A CASE OF AUTOSOMAL DOMINANT POLYCYSTIC KIDNEY DISEASE COMPLICATED WITH HENOCH-SCHÖNLEIN PURPURA NEPHRITIS

• Published in: Nihon Hinyokika Gakkai zasshi. The japanese journal of urology Vol. 108; no. 3; p. 162
• Main Authors: Tsuchiyama, Katsuki, Ito, Masanori, Takata, Masayuki, Kono, Masanori, Tsukahara, Kenji, Komatsu, Kazuto
• Format: Journal Article
• Language: Japanese
• Published: Japan 2017
• Subjects: polycystic kidney disease; purpura nephritis
• ISSN: 1884-7110

Purpura nephritis and autosomal dominant polycystic kidney disease are relatively rare kidney disorders. We present a case complicated by these two diseases. A 68 year-old man with polycystic kidney disease was referred to our hospital with a high fever lasting 3 days and pyuria. Pyelonephritis was suspected based on computed tomography findings of bilateral swelling of the kidney.
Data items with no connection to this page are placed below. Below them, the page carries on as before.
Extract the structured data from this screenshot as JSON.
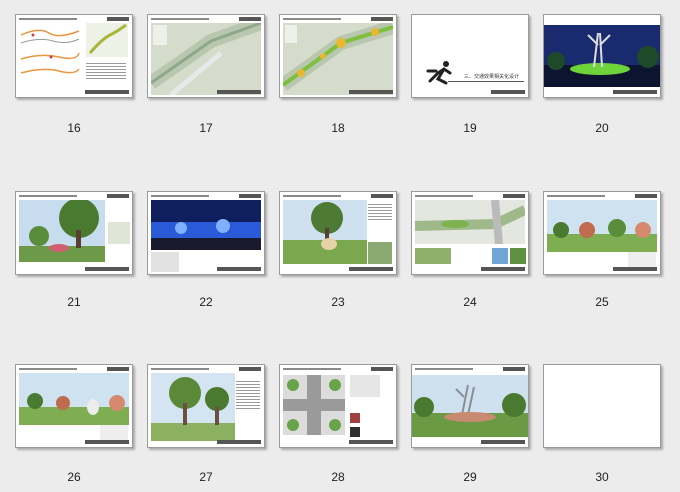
{
  "slides": [
    {
      "number": "16",
      "name": "slide-16-route-plan"
    },
    {
      "number": "17",
      "name": "slide-17-aerial-map"
    },
    {
      "number": "18",
      "name": "slide-18-aerial-map-nodes"
    },
    {
      "number": "19",
      "name": "slide-19-section-title"
    },
    {
      "number": "20",
      "name": "slide-20-night-render"
    },
    {
      "number": "21",
      "name": "slide-21-tree-render"
    },
    {
      "number": "22",
      "name": "slide-22-night-lighting"
    },
    {
      "number": "23",
      "name": "slide-23-sculpture-render"
    },
    {
      "number": "24",
      "name": "slide-24-plan-detail"
    },
    {
      "number": "25",
      "name": "slide-25-garden-render"
    },
    {
      "number": "26",
      "name": "slide-26-garden-render"
    },
    {
      "number": "27",
      "name": "slide-27-tree-render"
    },
    {
      "number": "28",
      "name": "slide-28-intersection-plan"
    },
    {
      "number": "29",
      "name": "slide-29-sculpture-render"
    },
    {
      "number": "30",
      "name": "slide-30-blank"
    }
  ],
  "section_title": "三、交通效果相关化设计",
  "colors": {
    "background": "#ececec",
    "slide_border": "#9a9a9a",
    "sky": "#c8dcef",
    "foliage": "#4f8a3a",
    "night": "#152a7a"
  }
}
Inflammation subsided gradually after the initiation of antimicrobial therapy. However, approximately 3 weeks later, the patient developed a fever and skin purpura on the extremities, stomach colic pain, gross hematuria, and increased proteinuria was evident. Therefore, we diagnosed Henoch-Schönlein purpura complicated with nephritis based on biopsies of the skin and the kidney. Immunosuppressant therapy was administered; every symptom was relieved and proteinuria decreased for approximately 20 months.